Hacker News new | ask | show | jobs
by caf 2515 days ago
There _NEEDS_ to be a setting where program pages don't get pushed out for disk cache, peroid, unless approaching a low ram situation, but BEFORE it causes long periods of total crushing unresponsiveness.

Here's the thing: a mapped program page is just another page in the page cache. Now, you could maybe say that "any page cache page that is mapped into at least one process will be pinned", but the problem there is that means that any unprivileged process can then pin an unlimited amount of memory, which is an obvious non-starter.

A workable alternative might be to add an extended file attribute like 'privileged.pinned_mapping', which if set indicates that any pages of the file that have active shared mappings are pinned. That means the superuser can go along and mark all the normal executables in this way, and the worst-case memory consumption a user can cause is limited by the total size of all the executables marked in this way that the user has access to.

2 comments

SuSE solves this in their SuSE Linux Enterprise Server (SLES) with a new sysctl tunable, which soft-limits the size of the page cache.

https://www.suse.com/documentation/sles-for-sap-12/book_s4s/...

It is quite effective, although historically there have been issues with bugs causing server lockups in the kernel code around this tunable. It seems to be quite stable in SLES 15, however.

While the tunable is available in their regular SLES product, it is only supported in the "SLES for SAP". The two share the same kernel, that is probably why.

Theres no reason extra data cannot be added to entries in the page cache to make smarter decisions. That’s how Windows and OS X do it in their equivalent subsystems.

Nobody is suggesting these pages be pinned which is an extreme measure.

The problem I'm trying to point out here is that if the extra metadata in the page cache is entirely under user control (like for example "is mapped shared" and/or "is mapped executable") then it amounts to a user-specified QOS flag.

That might be OK on a single-user system but it doesn't fly on a multi-user one. That's why I suggested you could gate that kind of thing behind some kind of superuser control.

Why can’t a user make QoS decisions for their own pages? Root controlled pages should obviously have higher priority.

The kernel could still “fairly” evict pages across users - just letting them choose which N pages they prefer to go first.

Why can’t a user make QoS decisions for their own pages?

Because then you just get everyone asking for maximum QOS / don't-page-me-out on everything they can.

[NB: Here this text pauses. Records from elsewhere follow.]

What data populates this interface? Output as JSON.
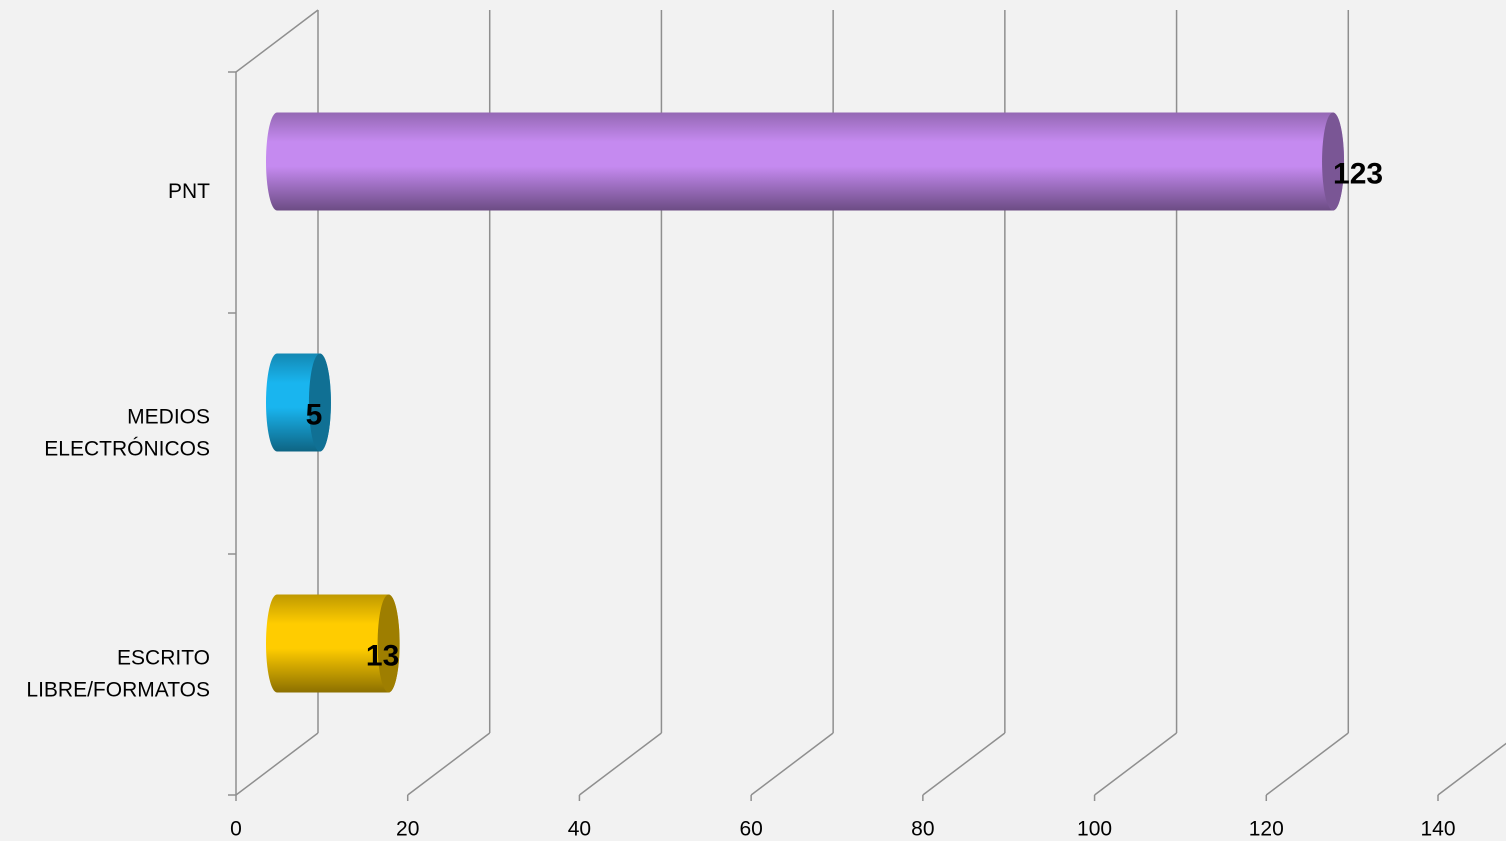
{
  "chart_data": {
    "type": "bar3d_horizontal",
    "categories": [
      "PNT",
      "MEDIOS ELECTRÓNICOS",
      "ESCRITO LIBRE/FORMATOS"
    ],
    "values": [
      123,
      5,
      13
    ],
    "colors": [
      "#c58af0",
      "#19b5ef",
      "#ffcc00"
    ],
    "xlim": [
      0,
      140
    ],
    "xticks": [
      0,
      20,
      40,
      60,
      80,
      100,
      120,
      140
    ],
    "grid": true
  }
}
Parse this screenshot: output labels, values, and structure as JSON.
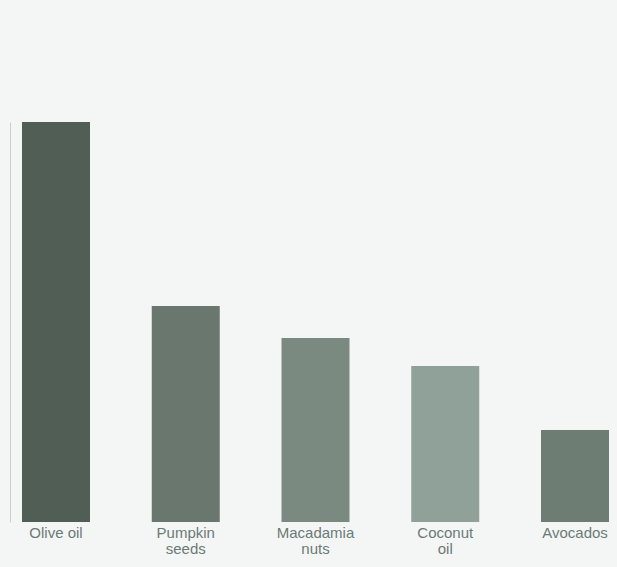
{
  "chart_data": {
    "type": "bar",
    "categories": [
      "Olive oil",
      "Pumpkin seeds",
      "Macadamia nuts",
      "Coconut oil",
      "Avocados"
    ],
    "values": [
      100,
      54,
      46,
      39,
      23
    ],
    "colors": [
      "#515e56",
      "#6a776f",
      "#7a8a81",
      "#8fa198",
      "#6e7d74"
    ],
    "ylim": [
      0,
      100
    ],
    "yticks": [],
    "tick_labels": "x"
  }
}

The pages in the page cache are not owned by a particular user, they're shared. If there's three users running /usr/bin/firefox, they'll all have have shared read-only executable mappings of the same page cache pages. If you do a buffered read of a file immediately after I do the same, we both get our data copied from the same page cache page. So it's not at all clear how you'd do the accounting on this to implement that user-based fairness criterion.